“Breaking Speed and Resolution Limitations of High-Speed AFM for Membrane Protein Structure-Function Analysis”

Simon Scheuring1,2,*
1 Weill Cornell Medicine, Department of Anesthesiology, 1300 York Avenue, New York, NY-10065, USA.
2 Weill Cornell Medicine, Department of Physiology and Biophysics, 1300 York Avenue, New York, NY-10065, USA

High-speed atomic force microscopy (HS-AFM) is a powerful technique that provides dynamic movies of biomolecules at work [1]. We successfully used HS-AFM to take movies and determine dynamic parameters of membrane trafficking systems, transporters and channels.

To break current temporal limitations to characterize molecular dynamics using HS-AFM, we developed HS-AFM line scanning (HS-AFM-LS) and HS-AFM height spectroscopy (HS-AFM-HS), methods whereby we scan the HS-AFM tip along a single scan line or keep it at a fixed position, respectively, and detect the motions of the molecules under the tip. This gives sub-nanometer spatial resolution combined with millisecond and microseconds temporal resolution of molecular fluctuations. HS-AFM-LS and HS-AFM-HS can be used in conjunction with HS-AFM imaging, thus giving access to a wide dynamic range [1]. This allowed us most recently to determine the single molecule kinetics of wild-type bacteriorhodopsin [2].

To break current resolution limitations, we developed Localization AFM (LAFM). By applying localization image reconstruction algorithms to peak positions in high-speed AFM and conventional AFM data, we increase the resolution beyond the limits set by the tip radius and reach quasi-atomic resolution on soft protein surfaces in native and dynamic conditions. The LAFM method allows the calculation of high-resolution maps from either images of many molecules or many images of a single molecule acquired over time, opening new avenues for single molecule structural analysis [3].

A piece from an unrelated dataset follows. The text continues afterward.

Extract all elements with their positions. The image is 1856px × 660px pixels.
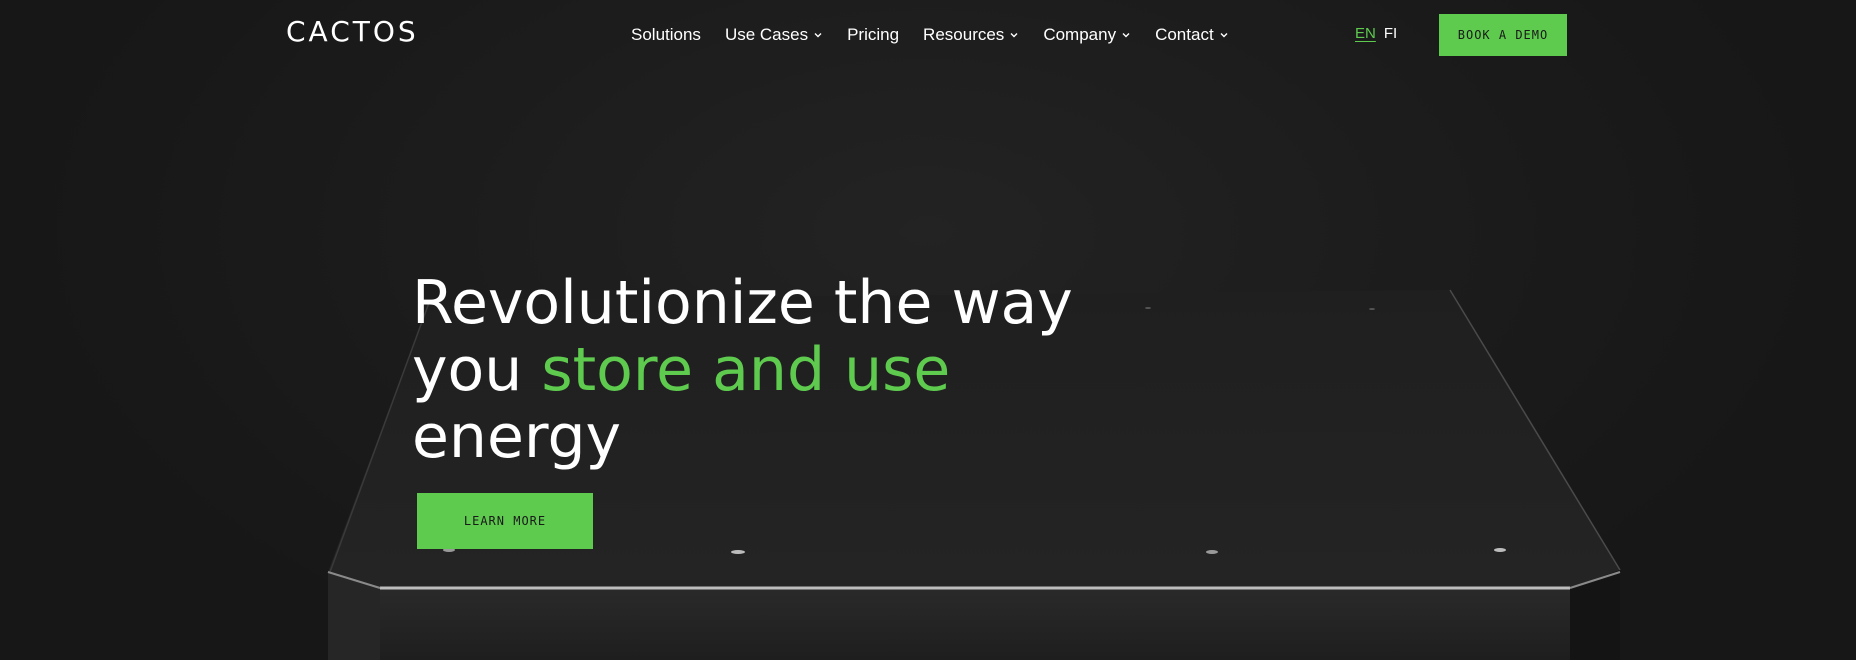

I will review these recent achievements, and present novel data and methods to integrate and strengthen HS-AFM as a powerful tool in structural biology and molecular biophysics. We reason that the progress of AFM must comprise two axes: First, making AFM/HS-AFM a better tool. With the above-mentioned methods, we made significant progress in this axis over the last ~5 years. Second, making AFM/HS-AFM data an integrated part of the structural biology / molecular biophysics toolbox. Such, we are developing now methods and data analysis and interpretation methods that interface with cryo-EM and X-ray crystallography, where AFM/HS-AFM can contribute the urgently needed information about structure, dynamics and conformations under close-to-native conditions.

References:
[1] Heath et al. Nature Communications, 2018, 9(1):4983, High-Speed AFM Height Spectroscopy (HS-AFM-HS): Microsecond dynamics of unlabeled biomolecules.
[2] Perrino et al., Nature Communications, 2021 12(7225), doi.org/10.1038/s41467-021-27580-2, Single molecule kinetics of bacteriorhodopsin by HS-AFM.
[3] Heath et al. Nature, 2021, 594(7863):385–390, doi:10.1038/s41586-021-03551-x, Localization Atomic Force Microscopy.